Él ignoró sus palabras y la llevó al diminuto dormitorio que había al fondo del avión.
—Esto está muy bien. El avión de mi padre no tiene habitación —comentó Pau.
—Lo sé. Por eso hemos utilizado el mío.
—¿Por el dormitorio?
—Sí. No estás durmiendo bien. Es obvio para cualquiera que tenga ojos en la cara. Quería que descansaras cómodamente durante el vuelo.
—Gracias —susurró Pau, con un nudo en la garganta. No estaba acostumbrada a que la mimasen.
—De nada —la tumbó en la cama y colocó su cabeza sobre una mullida almohada—. ¿Cómoda?
—Mmm… sí.
—Bien —se sentó a los pies de la cama y le quitó los zapatos y los calcetines. No se detuvo ahí. Un segundo después desabrochó sus pantalones de seda negra y empezó a bajárselos.
—¿Qué haces? —siseó ella, agarrando sus muñecas—. No puedes desnudarme —musitó, aunque era improbable que su padre la oyera con la puerta cerrada.

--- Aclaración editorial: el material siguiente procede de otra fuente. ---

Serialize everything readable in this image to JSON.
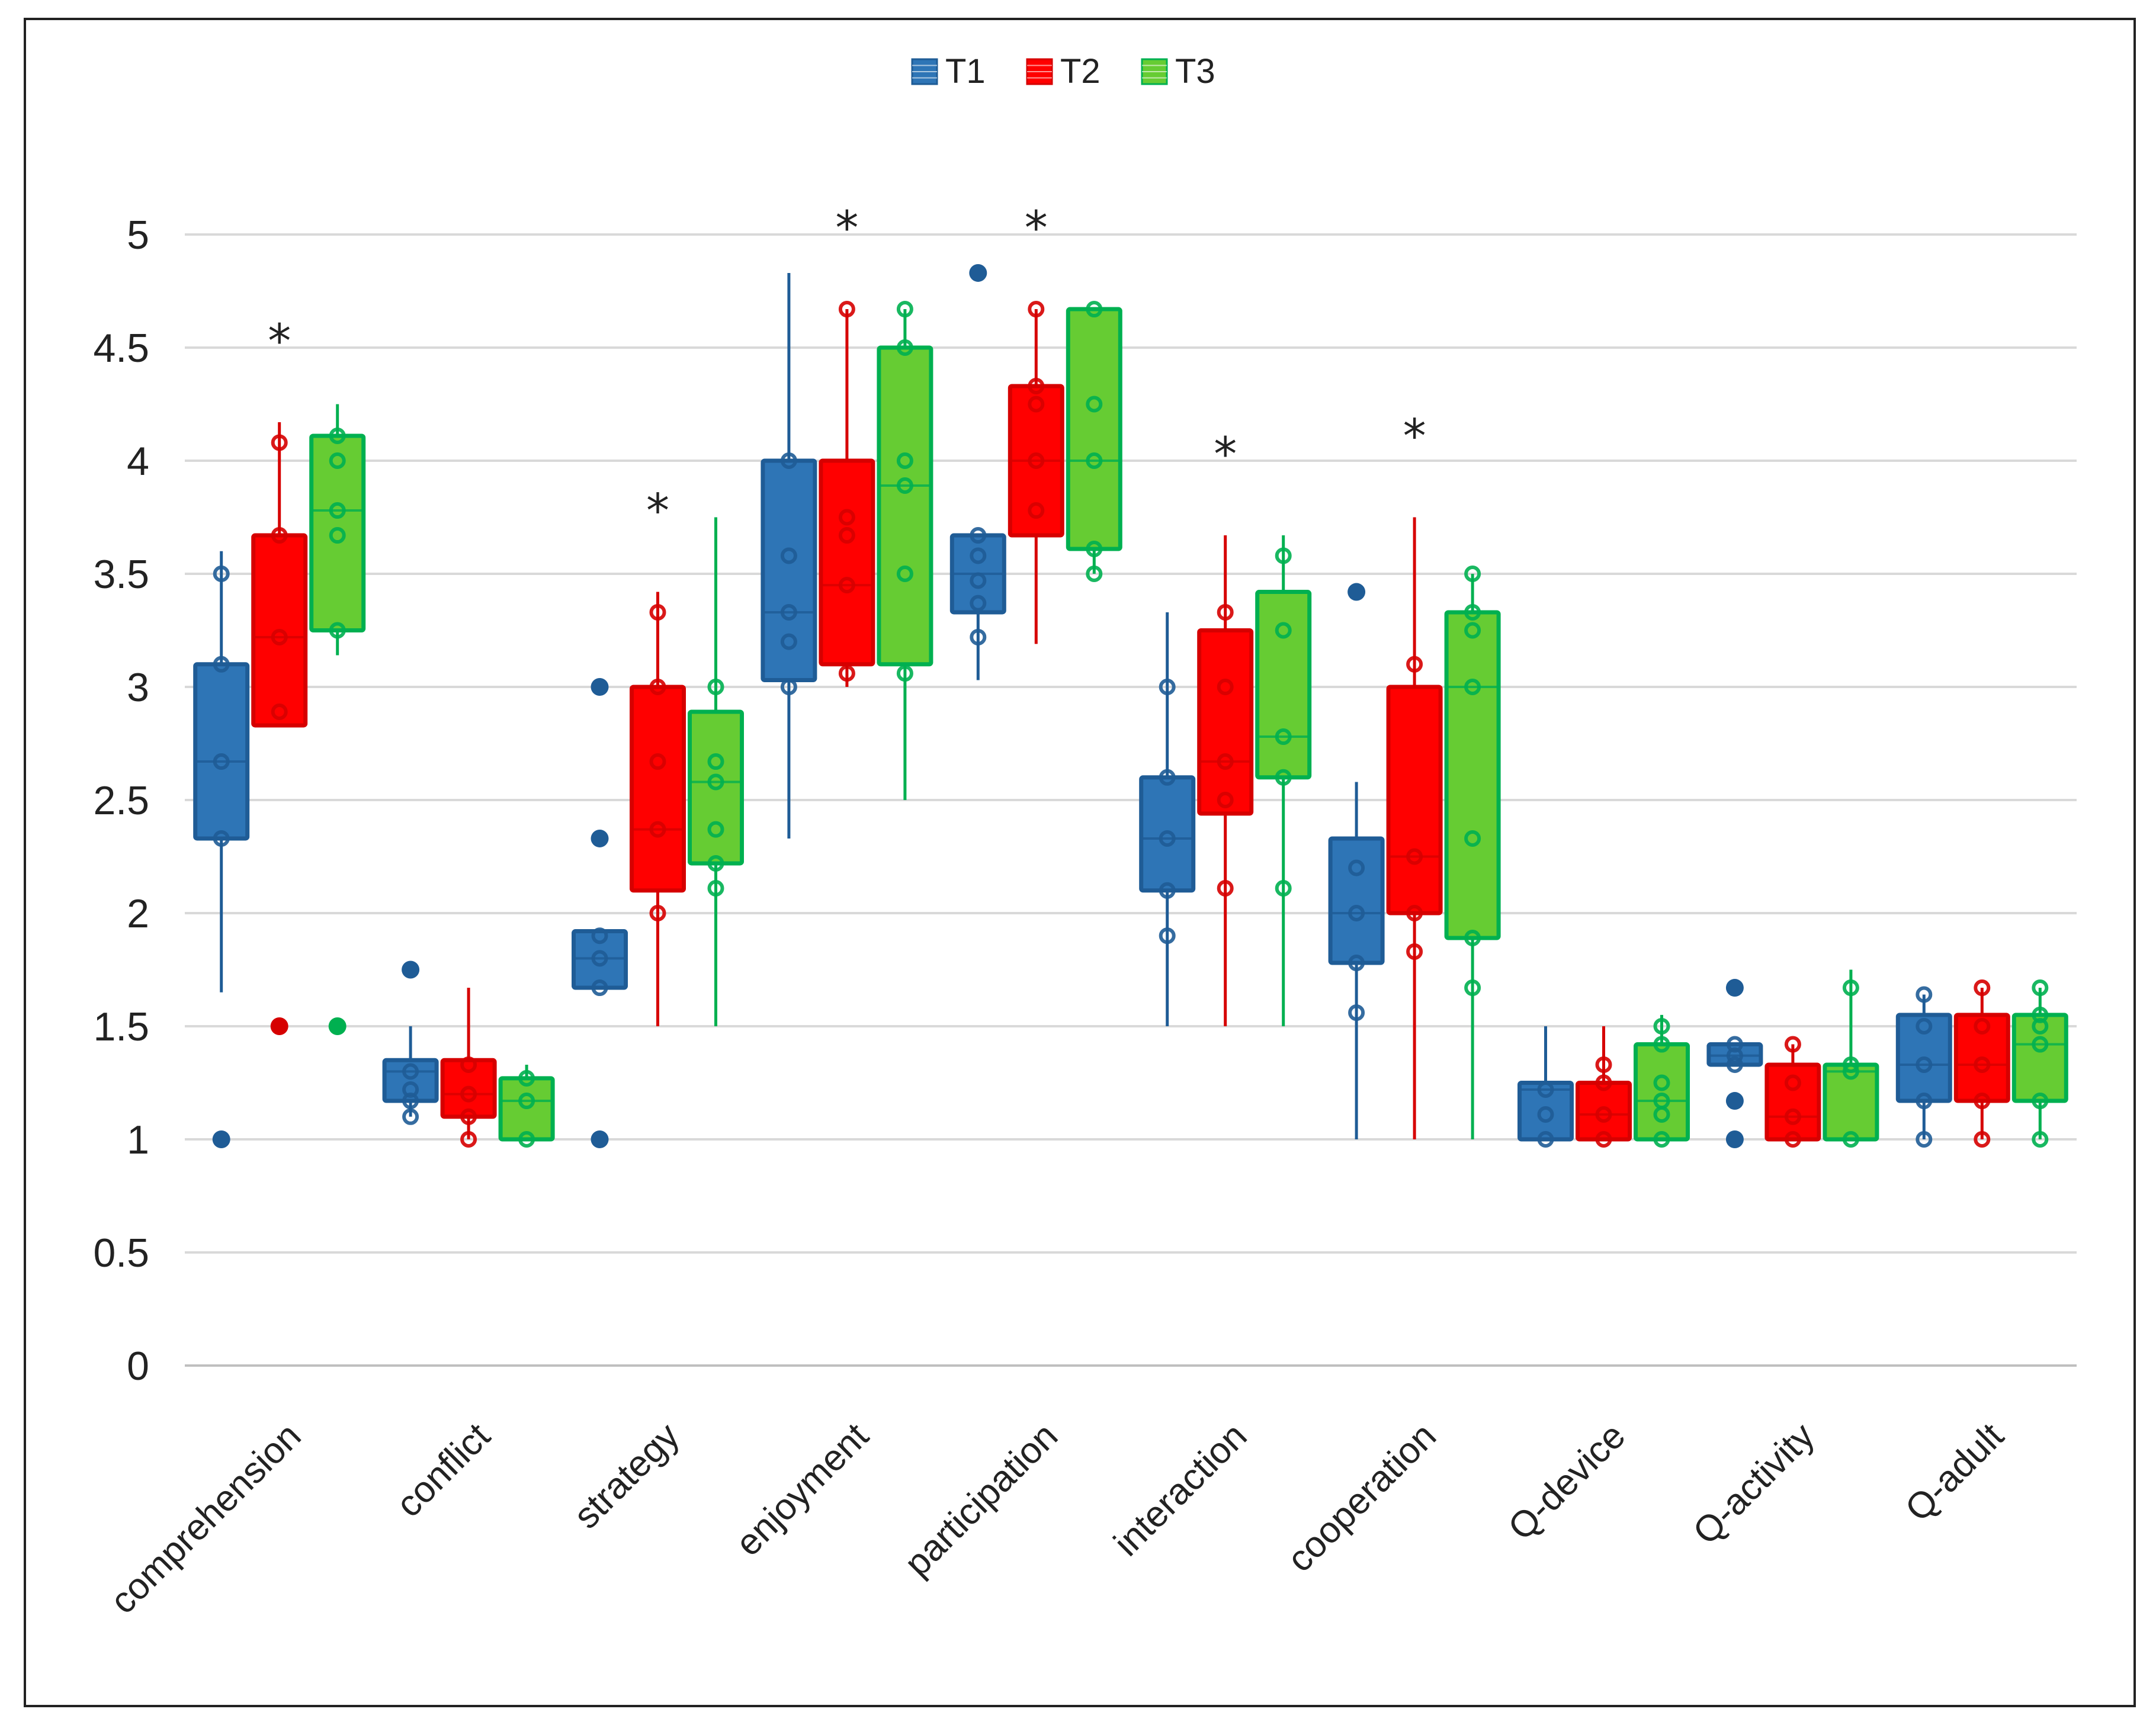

—No puedes dormir vestida. Relájate, pethi mou. Yo cuidaré de tí.
—No voy a dormirme —protestó ella—. No tiene sentido desnudarme.
—Estarás más cómoda —liberó sus muñecas y terminó de quitarle los pantalones. Los colgó en un diminuto armario—. ¿No estás mejor así?
Pau lo miró boquiabierta. Estaba allí tumbada, en blusa y bragas, preguntándose qué haría a continuación. No tardó en descubrirlo. Se sentó a su lado y empezó a desabotonarle la blusa.
—Creo que me dejaré la blusa puesta —dijo, levantándose de un salto—. De hecho, debería ponerme los pantalones y salir a reunirme con papá.
La mirada de él le dejó claro que iba a desnudarse y meterse en la cama, lo quisiera o no. Cruzó los brazos sobre el pecho.
—No me gusta que me den órdenes, Pedro.
—A mí no me gusta ver a mi mujer a punto del colapso por agotamiento —dijo él, apoyándose contra la puerta e impidiéndole salir.
—No soy tu mujer.
—Estamos enfadados —se acercó a ella—. Lo acepto. Pero eres mía.
—No —susurró ella, aunque le sonó a mentira.
—Igual que yo soy tuyo.
Las palabras la acariciaron en lo más profundo. Movió la cabeza, incapaz de negar con la voz los sentimientos de su corazón.
—Entonces, ¿no te importaría que me acostara con otra mujer? —puso las manos sobre sus hombros.
—No seas grosero —dijo ella con tono distante.
—No me mientas —contraatacó él con censura.
—No tengo ningún derecho a impedir que te acuestes con otra mujer —tragó saliva, deseando que no estuviera tan cerca, o que no la afectara tanto.
—Te doy ese derecho —la besó brevemente, pero con firmeza—. Te doy ese derecho —repitió.
Ella no pudo decir palabra. Era incapaz de rechazar el derecho, pero aceptarlo tenía demasiadas connotaciones que no estaba preparada para asumir. Echó la cabeza hacia atrás y lo besó con suavidad.
—Llegaremos a solucionarlo —prometió él. Cerró los ojos, tomó aire y volvió a abrirlos—. Ahora deja que me ocupe de ti.
Volvió a alzarla en brazos y a depositarla en la cama, con cuidado, pero con una expresión implacable que le exigía que descansara.
Después, con ternura infinita, terminó de desabrocharle la blusa y se la quitó. La colgó en el armario junto con su propia chaqueta. Ella se sentó y rodeó sus rodillas con los brazos, pero no protestó cuando él siguió desvistiéndose, sin dejar de mirarla a los ojos. Ya en calzoncillos, volvió a la cama.
—¿Pedro? —ella se lamió los labios.
—A mí también me iría bien una siesta, Pau. He dormido mal desde que te fuiste de Boston. Descansaremos juntos. No haremos más… de momento.